Specifically, you should:

• Overlay existing standards and processes into the virtual space wherever possible: They will probably require tweaking, but ensuring they are in place will start to provide needed visibility and control, as well as insight into what additional management systems will be needed.

• Establish the new standards and processes that this technology needs: Increasing your visibility and control even further.  At a minimum, these should include:
  • Monitoring and Reporting
  • Provisioning control
  • VM Identity management
  • Mobility controls to enforce data separation
  • Reclamation of end-of-life VMs

• Automate as much as possible:  Manual processes are inconsistent and time consuming.
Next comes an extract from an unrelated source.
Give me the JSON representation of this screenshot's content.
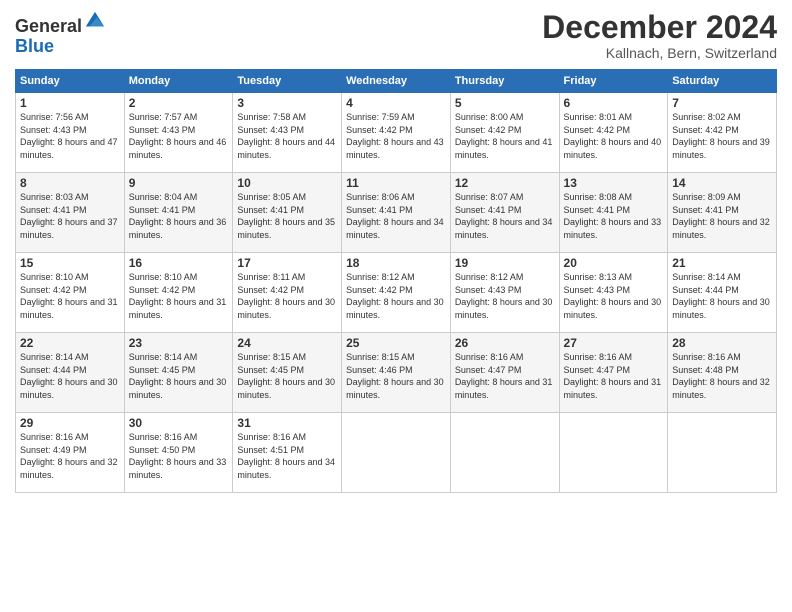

Ultimately, the only way to get your GRC model back in balance is to increase the level of automation by implementing the additional systems that this space needs.  This will have the additional effect of reducing the amount of manual activity and processes, increasing your control and reducing risk, as well as saving a significant amount of administration time.  

• Review your security architecture: Many types of security appliances and monitoring tools need to know what they’re protecting and where it is in order to be effective, and the mobility of VMs can be problematic.    Other security technologies like IDS, IPS, Data Leak Prevention and Malware Prevention can also be impacted.  The constant change enabled by virtualization can place dynamic demands on any “static” types of security solutions, even in small virtualized infrastructures.  Bottom line: some of your security infrastructures will not work well in a virtualized environment, and a security product that does not work well, for all intents and practices, does not work at all.

• Implement specific audit standards (and reporting systems) for the virtual space: As discussed, the virtualization environment requires new control policies, processes and standards.  As these come into place, they will require corresponding new audit process and procedures.  For example, SOX compliant applications will need to be segmented from other systems, as well as tighter access controls applied.  The inherent mobility of virtual servers adds an additional factor to the audit process – Has this VM moved to an additional host during the audited period?  If so, what other VMs were on that host?  

Software licensing is another area that will need specific focus in this space.

Virtualization started in most datacenters as a tactical effort; lead by IT, and focused on the ROI associated with server consolidation.  But moving from tactical server consolidation to more production-oriented uses of virtualization, and increasing the percentage of your datacenter that is virtual, requires a more strategic view about the impact of this architecture on datacenter management and business controls.  The recommended actions in this paper will ensure that you optimize the overall value of this technology.